In fact, the contraction is likely to be even more, since the finance minister would not have the benefit of the additional Rs 72,000 crore in non-tax revenues relative to budget that he obtained this year, because of the sale of 3G and wireless broadband spectrum. Thus, non-tax revenue receipts are estimated to fall from Rs 220,148 crore in 2010-11 to Rs 125,435 crore in 2011-12. But what is surprising is that despite that fall, aggregate revenues are expected to rise marginally from Rs 783,833 crore in 2010-11 to Rs 789,892 crore in 2011-2012. This is to be ensured by projecting an increase in tax revenues of more than Rs 100,000 crore from Rs 563,685 crore to Rs 664,457 crore. This increase is not to come from additional resource mobilisation. As the budget speech makes clear, while the finance minister expects to garner additional revenues of Rs 11,300 crore from indirect taxes, he expects to lose Rs 11,500 crore from the concessions he gave on the direct tax front. So revenues are expected to increase because of buoyancy and better compliance. There is reason, therefore, to suspect that the revenue estimates for the next year are exaggerated. In all probability the increase will not be realised and expenditures will have to be cut further.

This kind of enforced austerity which affects expenditures directed at the poor is expected in a year when the finance minister expects to obtain Rs 40,000 crores by selling public assets under the garb of ensuring people’s ownership of the public sector. This is because much of that money is to be directed at realising fiscal deficit reduction targets aimed at satisfying finance capital, especially foreign finance capital. The government is obviously keen on attracting more foreign finance, which it now hopes would invest in the bond and mutual fund markets that have been opened up further and provided a substantial concession in the form of a reduced withholding tax that is down to 5 per cent.

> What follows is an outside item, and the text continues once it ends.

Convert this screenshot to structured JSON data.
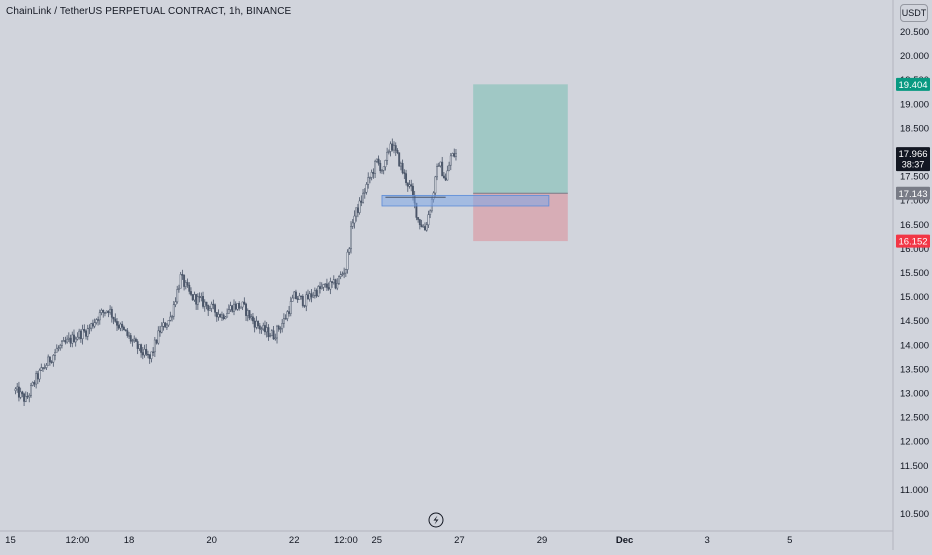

There are many more concessions to the private capital. Privatisation of the public sector is one. Entry for corporates into banking is another. The revenue foregone on account of exemptions and tax concessions for corporate tax payers is projected to increase from Rs 72,881 crore in 2010-11 to Rs 88,263 crore in 2011-12. That, far exceeds the subsidy on food for example that is to be curtailed.

This kind of exclusionary policy is sought to be whitewashed by focusing on the growth achievements of the country led by the private sector. The obsession with growth has had some fall out in terms of a desire to increase capital spending on certain areas. Central Plan outlay for the energy sector that rose only from Rs 114,307.9 crore in 2009-10 to Rs 126,225.24 crore in 2010-11 is projected to rise to Rs 155,495.16 crore in 2011-12. The corresponding figures for industry and minerals are Rs 30,690.33 crore, Rs 38,851.66 crore and Rs  45,213.76 crore respectively and for transport Rs 86,453.03 crore, Rs 98,726.87 crore and Rs116,860.91 crore. The UPA government is conscious that its growth obsession requires that the infrastructure needed for the private structure to flourish has to be invested in. But given the absence of any semblance of economic governance and the evidence of fiscal conservatism associated with neoliberal ideology, even these objectives may not be realised.

In fact, the effort to term privatisation as people’s ownership tells us much. To suggest that a poor and starving “people” can and would want to own shares in public firms shows how far the UPA II government would go to defend policies meant to appease domestic capital and foreign investors who are now to be allowed even freer entry into the country. Rather than indulge in this kind of double-speak, the finance minister should have used the benefits in terms of enhanced revenues to address the bottlenecks and the institutional weaknesses that generate inflation and deprive much of the country’s people of the benefits of growth.